Derita Punya Dosen Pembimbing Kelewat Baik dan Terniat, Mumet Bimbingan Setiap Hari dan Skripsi sampai 200 Halaman, Setelah Lulus Jadi Orang Linglung

Dosen Pembimbing Kelewat Baik Bikin Repot Mahasiswa MOJOK.CO

Ilustrasi - Dosen pembimbing kelewat baik bikin repot mahasiwa. (Ega Fansuri/Mojok.co)

Sebagian besar mahasiswa akhir tentu mendambakan mendapat dosen pembimbing baik saat proses skripsi. Karena berharap skripsi berjalan lancar biar cepat lulus. Namun, dosen pembimbing yang kelewat baik dan niat ternyata malah bikin mahasiswa kewalahan.

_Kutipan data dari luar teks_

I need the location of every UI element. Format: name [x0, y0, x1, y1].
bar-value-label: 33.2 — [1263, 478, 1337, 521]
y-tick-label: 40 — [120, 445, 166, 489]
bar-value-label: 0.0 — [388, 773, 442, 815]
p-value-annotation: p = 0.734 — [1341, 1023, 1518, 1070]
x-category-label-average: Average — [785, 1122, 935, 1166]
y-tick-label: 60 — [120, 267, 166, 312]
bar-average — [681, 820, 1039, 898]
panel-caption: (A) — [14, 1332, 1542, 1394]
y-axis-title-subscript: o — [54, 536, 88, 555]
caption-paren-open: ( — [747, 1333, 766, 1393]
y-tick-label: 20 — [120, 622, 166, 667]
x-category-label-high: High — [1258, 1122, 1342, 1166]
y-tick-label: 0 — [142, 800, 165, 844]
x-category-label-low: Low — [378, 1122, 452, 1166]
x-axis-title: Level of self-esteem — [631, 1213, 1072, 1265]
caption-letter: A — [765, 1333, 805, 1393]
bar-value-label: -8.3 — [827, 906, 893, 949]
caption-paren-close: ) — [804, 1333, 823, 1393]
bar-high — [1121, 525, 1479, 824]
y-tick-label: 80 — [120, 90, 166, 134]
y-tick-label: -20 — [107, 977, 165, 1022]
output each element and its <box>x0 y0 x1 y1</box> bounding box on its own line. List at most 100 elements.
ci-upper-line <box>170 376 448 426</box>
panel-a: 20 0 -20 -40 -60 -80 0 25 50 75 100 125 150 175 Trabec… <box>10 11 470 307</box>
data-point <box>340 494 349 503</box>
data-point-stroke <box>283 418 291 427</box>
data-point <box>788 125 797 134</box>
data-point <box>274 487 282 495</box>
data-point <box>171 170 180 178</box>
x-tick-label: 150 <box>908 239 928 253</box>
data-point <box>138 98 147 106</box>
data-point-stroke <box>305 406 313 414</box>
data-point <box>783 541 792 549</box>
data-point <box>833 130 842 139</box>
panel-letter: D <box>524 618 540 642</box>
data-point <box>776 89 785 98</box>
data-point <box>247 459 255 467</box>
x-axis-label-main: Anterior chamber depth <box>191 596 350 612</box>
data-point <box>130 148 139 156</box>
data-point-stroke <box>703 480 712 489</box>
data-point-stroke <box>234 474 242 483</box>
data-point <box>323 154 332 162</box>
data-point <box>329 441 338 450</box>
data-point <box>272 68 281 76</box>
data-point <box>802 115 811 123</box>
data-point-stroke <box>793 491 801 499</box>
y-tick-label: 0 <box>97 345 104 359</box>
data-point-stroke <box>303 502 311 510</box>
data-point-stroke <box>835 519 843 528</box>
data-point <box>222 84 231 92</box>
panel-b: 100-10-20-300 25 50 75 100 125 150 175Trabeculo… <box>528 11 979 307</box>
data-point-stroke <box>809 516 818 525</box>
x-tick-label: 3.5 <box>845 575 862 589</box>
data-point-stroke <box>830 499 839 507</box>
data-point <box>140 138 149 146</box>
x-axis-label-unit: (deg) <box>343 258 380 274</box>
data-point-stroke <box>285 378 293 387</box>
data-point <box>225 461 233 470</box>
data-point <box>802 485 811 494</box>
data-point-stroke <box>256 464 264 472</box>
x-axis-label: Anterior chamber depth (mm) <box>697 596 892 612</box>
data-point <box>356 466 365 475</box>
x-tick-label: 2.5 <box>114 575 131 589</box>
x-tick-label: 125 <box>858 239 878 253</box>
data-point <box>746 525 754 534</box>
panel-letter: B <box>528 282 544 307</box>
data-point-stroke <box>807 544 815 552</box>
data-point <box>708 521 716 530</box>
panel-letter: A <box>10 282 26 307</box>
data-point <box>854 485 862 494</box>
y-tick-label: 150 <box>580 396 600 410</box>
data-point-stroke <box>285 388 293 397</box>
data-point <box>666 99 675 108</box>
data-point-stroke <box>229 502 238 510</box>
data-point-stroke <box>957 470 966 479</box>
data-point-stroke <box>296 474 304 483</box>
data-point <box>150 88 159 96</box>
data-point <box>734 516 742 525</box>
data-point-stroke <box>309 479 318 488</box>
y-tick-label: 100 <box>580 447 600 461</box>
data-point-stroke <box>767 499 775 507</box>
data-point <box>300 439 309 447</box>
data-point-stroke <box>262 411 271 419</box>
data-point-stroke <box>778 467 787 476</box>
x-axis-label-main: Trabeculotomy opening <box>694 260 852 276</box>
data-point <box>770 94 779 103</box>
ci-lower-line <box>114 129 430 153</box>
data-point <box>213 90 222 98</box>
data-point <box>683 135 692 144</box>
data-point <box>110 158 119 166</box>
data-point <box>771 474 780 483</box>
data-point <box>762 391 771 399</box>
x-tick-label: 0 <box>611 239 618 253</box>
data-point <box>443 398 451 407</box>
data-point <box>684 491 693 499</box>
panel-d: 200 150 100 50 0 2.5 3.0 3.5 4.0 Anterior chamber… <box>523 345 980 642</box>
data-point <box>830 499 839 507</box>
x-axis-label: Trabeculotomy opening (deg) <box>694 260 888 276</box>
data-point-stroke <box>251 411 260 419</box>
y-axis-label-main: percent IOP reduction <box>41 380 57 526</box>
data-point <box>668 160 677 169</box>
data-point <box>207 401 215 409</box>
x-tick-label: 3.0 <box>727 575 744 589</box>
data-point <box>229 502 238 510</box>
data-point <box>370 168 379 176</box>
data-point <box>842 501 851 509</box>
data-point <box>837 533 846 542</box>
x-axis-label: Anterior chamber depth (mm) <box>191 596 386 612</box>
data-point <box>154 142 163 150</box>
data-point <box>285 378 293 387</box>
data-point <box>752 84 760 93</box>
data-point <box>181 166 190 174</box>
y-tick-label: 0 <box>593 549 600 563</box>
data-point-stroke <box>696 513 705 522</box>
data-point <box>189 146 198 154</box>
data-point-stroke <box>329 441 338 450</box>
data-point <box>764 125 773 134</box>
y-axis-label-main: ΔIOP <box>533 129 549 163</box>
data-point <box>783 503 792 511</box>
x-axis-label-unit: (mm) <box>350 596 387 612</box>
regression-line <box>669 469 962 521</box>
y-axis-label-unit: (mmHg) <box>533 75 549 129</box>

Renaldi (25) dengan senang hati membagikan ceritanya berhadapan dengan dosen pembimbing yang kelewat baik dan niat, saat ia masih menjadi mahasiswa akhir di salah satu kampus besar di Surabaya, Jawa Timur.

Rizal sendiri mulai mengajukan skripsi pada semester 6, kira-kira pada tahun 2020. Ia berhasil di semester 7. Artinya ia lulus cepat: 3,5 tahun.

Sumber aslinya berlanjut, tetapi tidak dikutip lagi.